The Minister who also doubles as the Majority Leader, recognized the Chairman of the Constitutional, Legal and Parliamentary Affairs Committee, Ben Abdala Banda and the Ranking Member on that same Committee, Alhaji Inusah Fuseini, and pointed them out for special mention for their exceptional dedication and performance in their respective roles. Both of whom will not be returning to Parliament because the system failed to protect them from political contests.

“It is rather sad to relate that the 8th Parliament will not enjoy the privilege of the latter two fine gentlemen aforementioned, and in addition, many others on both sides of the House, who have acquitted themselves and have been a joy to work with since they entered Parliament,” he indicated. 

He, therefore, averred that democracy everywhere in the world was guarded and protected and therefore Ghana’s democracy cannot be any different where it is open to all to contest sitting Members of Parliament.

“This phenomenon of excessively high attrition must be of grave concern to all who have our Parliamentary democracy at heart. The phenomenon, where after every term, some of our finest Legislators are peeled off, should be troubling to all who believe in good democratic governance,” he said.

The First Deputy Speaker of Parliament, Joseph Osei Owusu who graced the occasion with his presence, suggested that the entire political system was working against the progress of Parliamentary democracy in the country.

“Have we really prepared Parliament in terms of resourcing and populating the House with the kind of persons who can do the kind of things we envisage that Parliament should do? In my view, the answers to these questions are beyond Parliament itself.

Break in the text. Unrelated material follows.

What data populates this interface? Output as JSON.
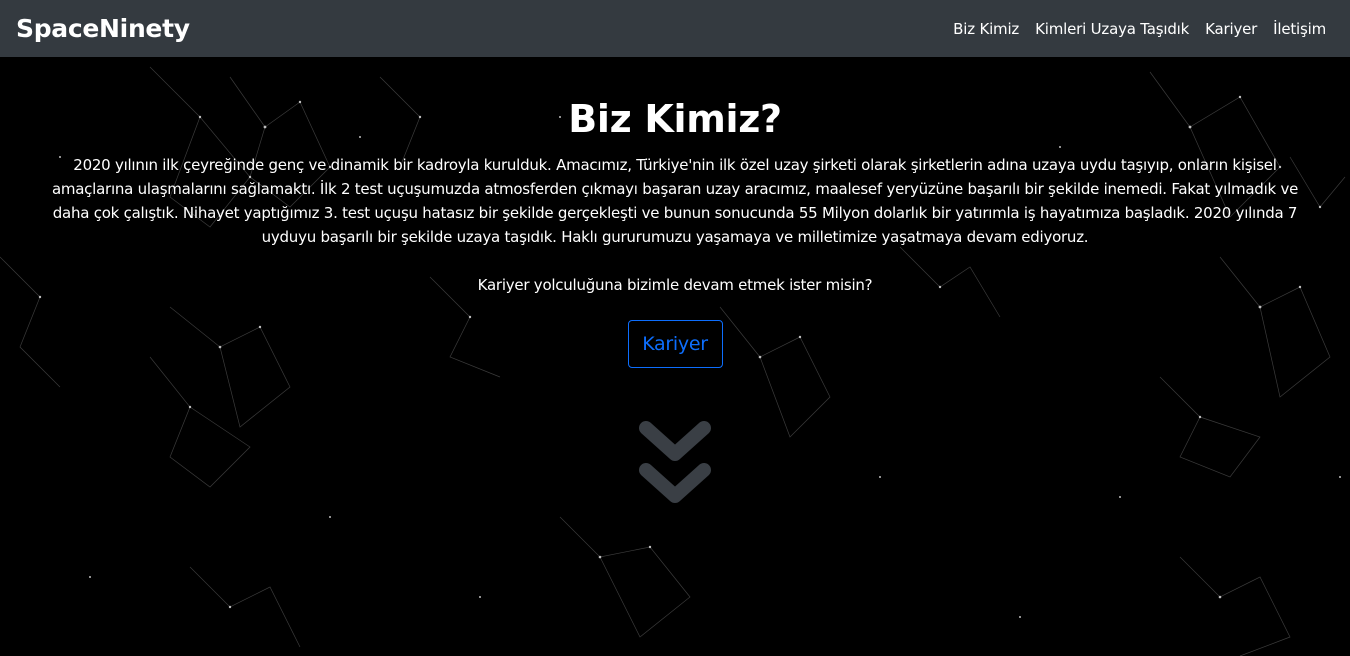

“Who comes into the Parliament is out of the control of anybody. Indeed, even the political parties have deliberately or by default ceded the power to determine the people who come into Parliament to the general population of their party. No matter how good the material is, no party takes steps to protect the material to be in the House,” he observed.

According to the Deputy Speaker who is also the MP for Bekwai in the Ashanti Region, the country should focus on building the political culture which would support the ideals valued by the people in the community.

“We must understand that we operate within a certain political environment; political culture. Maybe what we should be focusing on as a country is the kind of culture that would support the ideals we preach.

“As at now, our system and our values are different and in my view, they do not support the theories we have braced ourselves with. Probably, the Chief Director and your group would start looking at new theories which will support the kind of political system we have,” he said.